Le gouvernement soutient que l'évaluation tirera la recherche vers le haut et permettra de rationaliser les charges d'enseignement, c'est à dire qu'un enseignant qui fait peu de recherche (ou de mauvaise qualité ?) se verra attribué plus d'heures d'enseignements.

Euh... ce n'est pas le général de Gaulle qui disait déjà "Des chercheurs qui cherchent, on en trouve, mais des chercheurs qui trouvent, on en cherche" ?

(Tout ce que je peux dire, moi, qui suis plus habitué aux bureaux d'études ou de recherches industriels, chaque fois que j'ai eu l'occasion de pénétrer dans des centres ou instituts de recherches à caractère universitaire, j'ai toujours trouvé que c'était d'un calme ! Et d'un climat peu stressant...)
(Et - en tout cas à une certaine époque - un chercheur universitaire qui faisait une "trouvaille" qui pouvait avoir au moins une application pratique était généralement considéré comme "suspect" et le fait d'en trouver une, presque une déchéance...)
:wink:

Le 06/02/2009 à 11:17
Juriste d'élite


Inscrit : 24/10/05
Message(s) : 1887 
J'espère que ça finira en guerre civile, la lutte des classes c'est pas terminé :))

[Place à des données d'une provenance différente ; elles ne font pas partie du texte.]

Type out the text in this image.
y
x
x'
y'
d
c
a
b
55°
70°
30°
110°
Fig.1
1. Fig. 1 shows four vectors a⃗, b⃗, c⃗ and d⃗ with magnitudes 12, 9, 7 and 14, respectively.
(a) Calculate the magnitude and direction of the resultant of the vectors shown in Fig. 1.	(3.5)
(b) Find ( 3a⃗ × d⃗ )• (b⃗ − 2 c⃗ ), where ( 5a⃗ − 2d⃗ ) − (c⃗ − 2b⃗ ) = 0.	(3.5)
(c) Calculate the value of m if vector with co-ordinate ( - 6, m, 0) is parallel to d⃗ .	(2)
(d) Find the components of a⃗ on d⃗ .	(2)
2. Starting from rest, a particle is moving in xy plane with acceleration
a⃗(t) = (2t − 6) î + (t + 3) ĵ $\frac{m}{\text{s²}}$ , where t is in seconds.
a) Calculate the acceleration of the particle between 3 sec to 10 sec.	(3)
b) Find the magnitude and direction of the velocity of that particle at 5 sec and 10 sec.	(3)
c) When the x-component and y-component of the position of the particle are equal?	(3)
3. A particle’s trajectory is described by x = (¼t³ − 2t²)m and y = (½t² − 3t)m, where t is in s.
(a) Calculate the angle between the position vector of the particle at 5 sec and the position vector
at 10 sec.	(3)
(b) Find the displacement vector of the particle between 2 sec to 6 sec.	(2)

Puy-de-Dôme, Le 07/02/2009 à 19:15
Juriste d'élite
Licence 1


Inscrit : 17/02/07
Message(s) : 2462 
Il faut que cette réforme soit retirée car elle fait plus de mal que de bien. L'an dernier nous avions plus d'heures mais aussi plus de culture générale et cette dernière est importante pour les concours mais...aussi pour soi.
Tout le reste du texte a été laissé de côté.